🤖 AI Summary
Existing temporal action segmentation methods struggle to explicitly model the hierarchical structure inherent in human activities. To address this limitation, this work proposes HybridTAS, a novel framework that introduces hyperbolic geometry into the denoising process of diffusion models for the first time. By fusing representations from both Euclidean and hyperbolic spaces, HybridTAS progressively refines segmentation outputs during denoising—from coarse-grained high-level categories to fine-grained specific actions—thereby explicitly capturing hierarchical dependencies among actions.
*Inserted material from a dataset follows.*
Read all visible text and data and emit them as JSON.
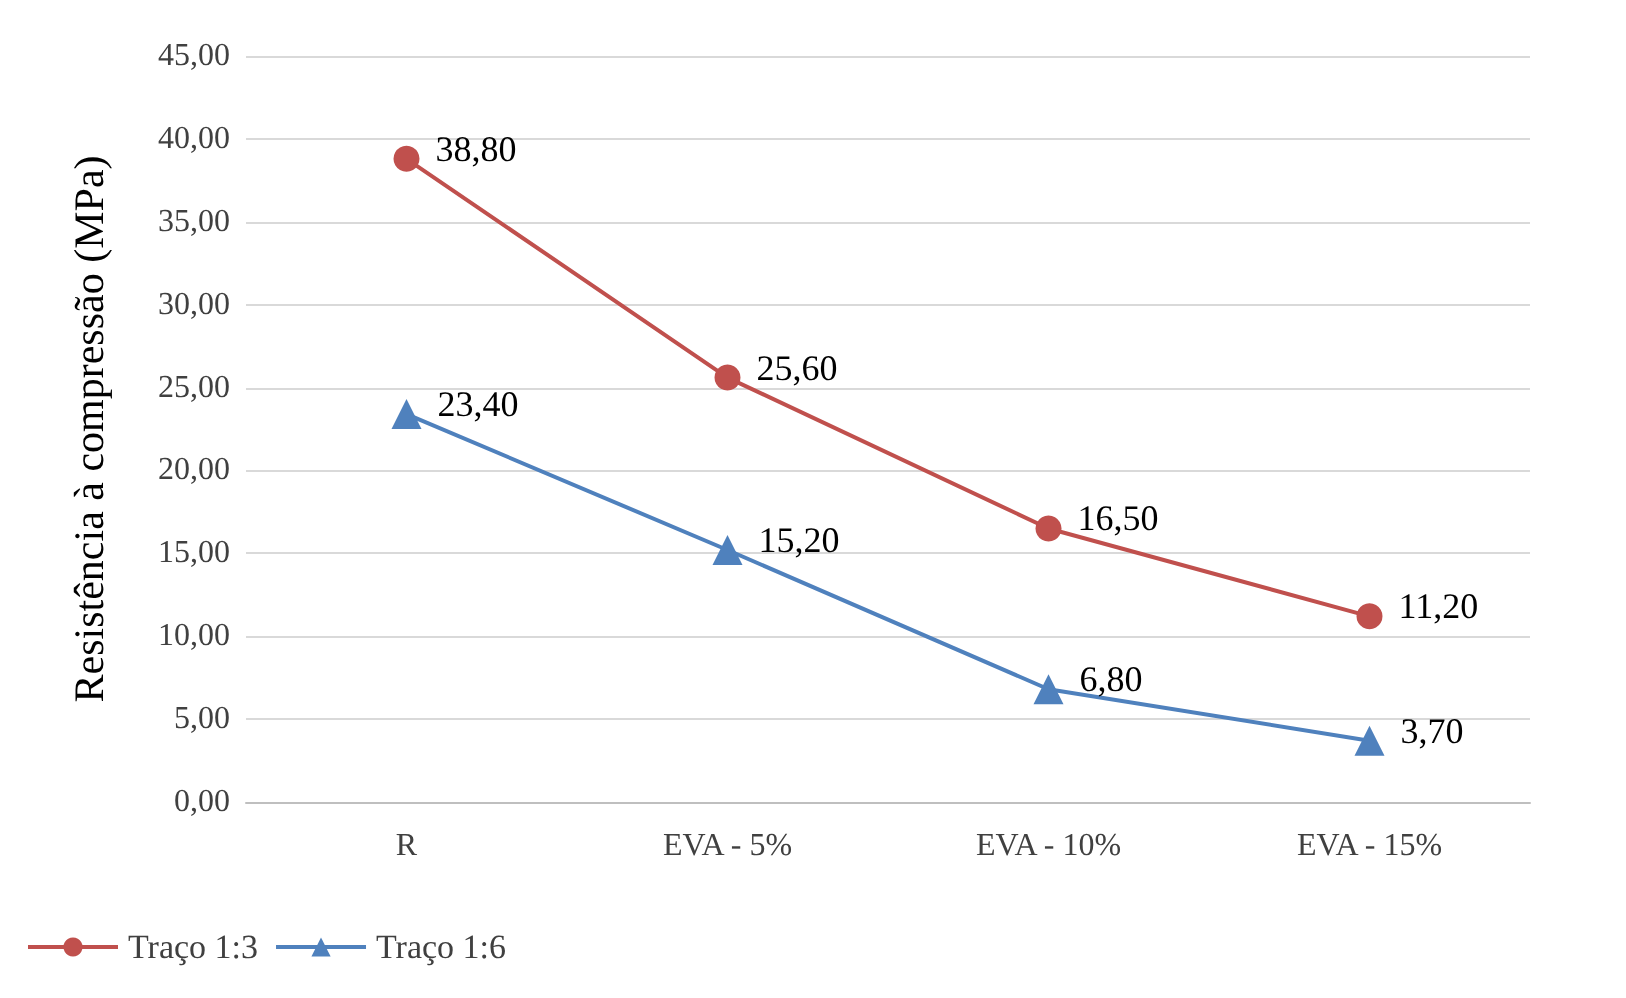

The method achieves state-of-the-art performance on three standard benchmarks: GTE-A, 50Salads, and Breakfast, demonstrating the effectiveness and advantages of hyperbolic-guided denoising for temporal action segmentation.
📝 Abstract
Temporal action segmentation is a critical task in video understanding, where the goal is to assign action labels to each frame in a video. While recent advances leverage iterative refinement-based strategies, they fail to explicitly utilize the hierarchical nature of human actions. In this work, we propose HybridTAS - a novel framework that incorporates a hybrid of Euclidean and hyperbolic geometries into the denoising process of diffusion models to exploit the hierarchical structure of actions. Hyperbolic geometry naturally provides tree-like relationships between embeddings, enabling us to guide the action label denoising process in a coarse-to-fine manner: higher diffusion timesteps are influenced by abstract, high-level action categories (root nodes), while lower timesteps are refined using fine-grained action classes (leaf nodes). Extensive experiments on three benchmark datasets, GTEA, 50Salads, and Breakfast, demonstrate that our method achieves state-of-the-art performance, validating the effectiveness of hyperbolic-guided denoising for the temporal action segmentation task.